Trivial Post #2: Podcasting definitions and recommendations

I've been experimenting with Podcasting lately. (Simple definition: Podcasting is like RSS for MP3s. It allows you to automatically download MP3 "posts" the way an RSS reader downloads blog entries.)

Podcasts are really designed with MP3 players in mind, especially hard-drive based players like IPod that know how to sync up with the MP3 collection on your computer's hard drive. You can of course listen to them even if you don't own an MP3 player (I don't); it works just as well to listen to the podcasts right off your computer. Ultimately, I could foresee listening to podcasts via an MP3 player and an FM transmitter on my weekly commute to work. From a time-management perspective, that would definitely require that Podcast downloads be automatically channeled to my (future) MP3 player.

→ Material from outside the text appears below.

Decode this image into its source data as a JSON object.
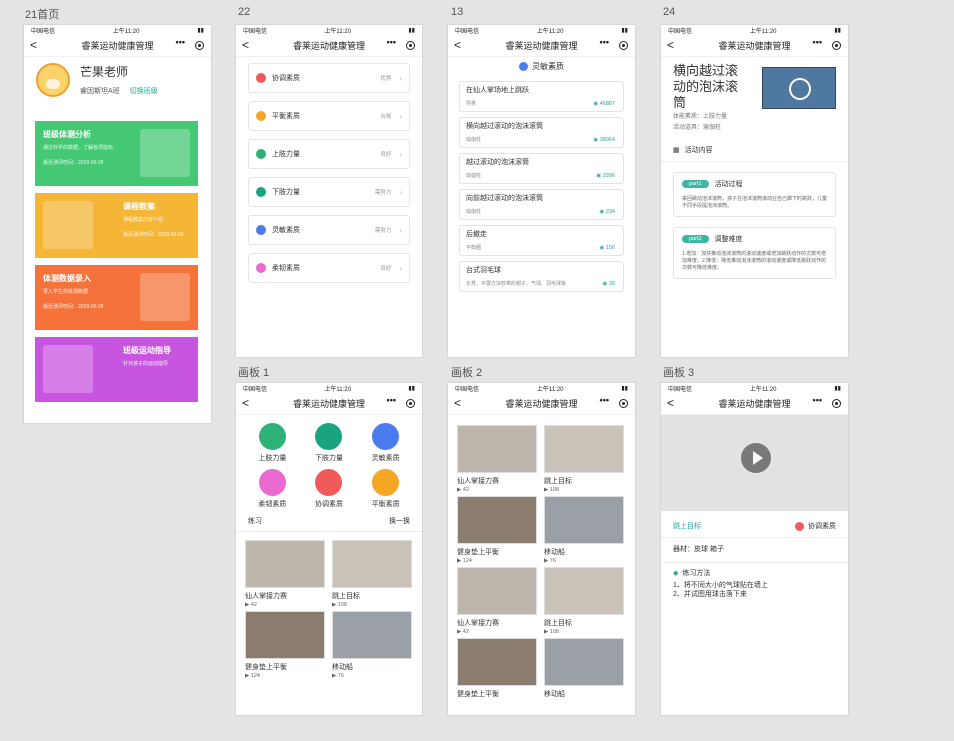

Three major podcast websites are Podcast Alley, and The Ipodder site also has Podcast freeware you can download (also called Ipodder), which enables you to get started as a podcasting listener.

Ipodder works pretty well, though it's far from perfect. I'd like to see them revise the software to allow users to cancel podcast downloads in mid-stream, and also to change the order of subscriptions. The software is, however, much easier to use than some other Podcast wares I tried. Most of the others out there are "Command line" based, which means they are effectively DOS-- you have to modify an .ini file to add new subscriptions.

Another sophisticated Podcast application is Nimiq, which seems to be somewhat more powerful than Ipodder. It can import subscription lists from other programs, and has OPML browsing. I haven't played with this one as much yet, however.

Ultimately, the success of Podcasting will depend on the quality of the content. Right now, the 'big' podcasters are a little like radio talk shows. There are quite a number of tech/gadget/intellectual property shows like Engadget and Adam Curry's Daily Source Code, as well as raunchy timepass shows like the Dawn and Drew show (the latter is not work safe, so I'm not providing a link at present). At best, these shows can bring you information (or make you laugh), but because they don't have editors, censors, or any kind of formal limitation, some of the 'chat' podcasters have a tendency to desultory chatter. (The same tendency to chattiness is a problem in blogs as well.)

Personally, I'm more interested in Deep Rhythms, which specializes in deep house music, and Avolta (Rare Brazilian Grooves). Also quite good is The Radio Adventures of Dr. Floyd, which emulates the style of 1930s and 40s radio plays. Music geeks might like Vinyl Podcast, which specializes in digitized transmission of songs that are only available on vinyl, and which are also out of print. The content on these podcasts is superb; the problem is that they are somewhat less frequent than the others.

If I did my own podcast, I would probably select short stories or poems that are in the public domain -- Litcasting! (In the vein of NPR's "Selected Shorts.") It might also be nice to do some Indian podcasting content -- maybe reviews of new Hindi films? And discussion of current events (like the Tsunami, Indian politics, etc.).

We'll see if I actually have the time for it... maybe sometime down the road.

A final recommendation is the media feeds from I've been able to find some interesting Tsunami footage this way (example).

Does anyone out there have further podcast recommendations?